Boy am I glad it's finally put together. I still have some finishing touches on the walls to add, such as decor, but all in all, it's usable now!
I will take pictures in the morning and post tomorrow.
The little guy and I are having so much fun learning in here.
In the meantime I wanted to share a short story I wrote several years ago. I find it is my duty to let my children and their children know where I came from and how far we've come as a family so I have written snippets of my life in short story form. Some of the names have been changed for privacy purposes. These are my memories of my childhood.
They belong to no one else but me.
Memories of Me
A Collection of Short Stories
By Patricia Martinez
My cousin was wearing the necklace again. It seemed that whenever she wore it, it was when I was the hungriest. Or maybe it was the other way around. All I knew was that the small, bite-size, Oreo cookie necklace looked yummy. I wanted to yank it off her neck and dunk it into a cool, glass of milk, then stuff it in my mouth, savoring its creamy, chocolaty, goodness. “That will never happen,” I thought to myself. First of all, our food stamps had already run out. It was the middle of the month and that meant we had very few things to eat. We certainly didn’t have cold milk. We had no milk. Well, I lied, we did have milk-dry, powdered milk, that my brother and I hated. You know the kind the government welfare gives to the poor? That kind. It was watered down and grainy. Certainly not the type to dunk your Oreos in.

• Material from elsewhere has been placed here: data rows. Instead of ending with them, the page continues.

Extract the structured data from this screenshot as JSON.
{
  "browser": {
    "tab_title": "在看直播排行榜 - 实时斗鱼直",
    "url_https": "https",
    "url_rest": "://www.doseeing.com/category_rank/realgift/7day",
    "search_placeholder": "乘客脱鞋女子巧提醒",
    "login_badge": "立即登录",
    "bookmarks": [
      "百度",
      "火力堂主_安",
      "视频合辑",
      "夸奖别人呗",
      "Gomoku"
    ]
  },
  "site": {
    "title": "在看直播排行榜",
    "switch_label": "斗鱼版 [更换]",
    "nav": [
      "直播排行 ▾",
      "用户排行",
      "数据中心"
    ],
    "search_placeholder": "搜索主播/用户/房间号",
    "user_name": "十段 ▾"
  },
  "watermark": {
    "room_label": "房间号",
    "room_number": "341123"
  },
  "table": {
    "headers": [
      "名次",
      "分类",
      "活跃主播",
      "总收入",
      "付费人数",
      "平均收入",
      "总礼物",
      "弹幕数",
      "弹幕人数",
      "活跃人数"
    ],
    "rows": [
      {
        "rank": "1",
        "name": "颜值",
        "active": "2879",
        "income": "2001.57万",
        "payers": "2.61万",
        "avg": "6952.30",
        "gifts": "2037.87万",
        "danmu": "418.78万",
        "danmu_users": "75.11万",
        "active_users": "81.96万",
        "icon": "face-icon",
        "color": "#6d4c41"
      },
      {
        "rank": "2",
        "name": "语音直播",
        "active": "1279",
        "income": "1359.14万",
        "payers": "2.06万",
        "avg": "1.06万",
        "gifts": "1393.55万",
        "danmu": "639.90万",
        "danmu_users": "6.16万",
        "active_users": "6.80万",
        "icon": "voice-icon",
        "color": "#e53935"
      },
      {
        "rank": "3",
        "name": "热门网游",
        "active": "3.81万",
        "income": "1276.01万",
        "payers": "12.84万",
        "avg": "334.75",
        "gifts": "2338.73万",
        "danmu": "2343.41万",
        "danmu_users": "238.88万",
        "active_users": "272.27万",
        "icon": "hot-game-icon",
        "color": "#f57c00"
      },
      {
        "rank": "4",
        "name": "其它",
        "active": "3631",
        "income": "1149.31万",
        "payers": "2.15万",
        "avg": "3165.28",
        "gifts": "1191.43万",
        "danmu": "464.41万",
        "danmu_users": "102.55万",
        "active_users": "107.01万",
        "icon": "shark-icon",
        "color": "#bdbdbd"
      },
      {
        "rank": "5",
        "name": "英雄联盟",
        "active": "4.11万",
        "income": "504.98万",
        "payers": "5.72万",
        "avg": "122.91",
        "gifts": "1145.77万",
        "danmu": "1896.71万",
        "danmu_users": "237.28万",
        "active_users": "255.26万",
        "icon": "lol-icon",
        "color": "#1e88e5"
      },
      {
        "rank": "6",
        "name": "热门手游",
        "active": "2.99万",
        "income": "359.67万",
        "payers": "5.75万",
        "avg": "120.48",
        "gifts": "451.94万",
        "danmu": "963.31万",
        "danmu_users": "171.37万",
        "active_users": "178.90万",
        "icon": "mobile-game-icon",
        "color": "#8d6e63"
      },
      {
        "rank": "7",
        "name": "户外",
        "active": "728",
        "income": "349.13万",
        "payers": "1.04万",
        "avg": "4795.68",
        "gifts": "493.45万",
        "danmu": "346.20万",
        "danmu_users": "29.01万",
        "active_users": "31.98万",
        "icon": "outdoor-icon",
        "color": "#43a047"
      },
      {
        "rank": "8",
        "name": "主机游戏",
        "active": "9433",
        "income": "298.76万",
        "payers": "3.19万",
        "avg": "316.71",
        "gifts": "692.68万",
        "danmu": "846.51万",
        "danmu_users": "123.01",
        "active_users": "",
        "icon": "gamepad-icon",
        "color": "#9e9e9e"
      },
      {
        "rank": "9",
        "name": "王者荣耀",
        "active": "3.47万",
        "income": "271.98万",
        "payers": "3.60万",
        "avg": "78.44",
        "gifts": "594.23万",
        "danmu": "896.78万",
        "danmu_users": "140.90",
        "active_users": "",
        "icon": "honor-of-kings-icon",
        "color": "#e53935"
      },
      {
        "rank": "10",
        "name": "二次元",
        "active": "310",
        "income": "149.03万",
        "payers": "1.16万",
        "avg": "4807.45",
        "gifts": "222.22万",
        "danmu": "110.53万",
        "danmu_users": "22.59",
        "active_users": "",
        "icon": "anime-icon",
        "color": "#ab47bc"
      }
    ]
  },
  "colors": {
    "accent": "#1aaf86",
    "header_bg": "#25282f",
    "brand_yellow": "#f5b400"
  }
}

I hated that I couldn’t just go down the street to the corner store and buy Oreos. And that is why Oreos were on my when-I-grow-up list. You know, the list we all make as kids. You come up with all kinds of wishes and promise yourself you are going to do things different than your parents. Oh, yes, my list wasn’t long. But it was specific.
My little brother and I used to sit up on the tall, mesquite, tree and look at cars passing by below. We’d point to our favorites; “Now that’s the kind of car I’m gonna have when I grow up, a Mazda RX-7.” My brother would take his turn. Then me. Back and forth we went. “When I grow up, you know what? I’m gonna live in a big house with a real living room set and there’s going to be a Mom and a Dad and lots of food to eat. I’ll be able to go to the store and get Oreos,” I mused. “Me too,” my brother agreed.
I stand in the middle of the snack aisle. I look up and down the shelves not quite sure of what I’m craving today. “Hmmm..maybe I’ll take the Chips Ahoy!” I mutter to no one in particular. Then I see a red sign-Oreos two for $5. What a deal! I get them and put them into my basket.
I drive up to my house, park the car in the garage and walk inside. I set the Oreos on the kitchen counter. The kids have been home for a couple of hours already. They sit on the table doing homework, their father by their side. “What do you have there?” he asks. I hold up the package. Everyone screams with glee! “Break out the milk,” I suggest. We always seem to have milk. My husband makes sure of that. He grabs a glass for me and I set the opened package in the middle of the table. Smiles all around. The kids begin to tell me about their day as I dunk a chocolatey Oreo in my tall glass of milk. I smile as I remember. I no longer crave the necklace.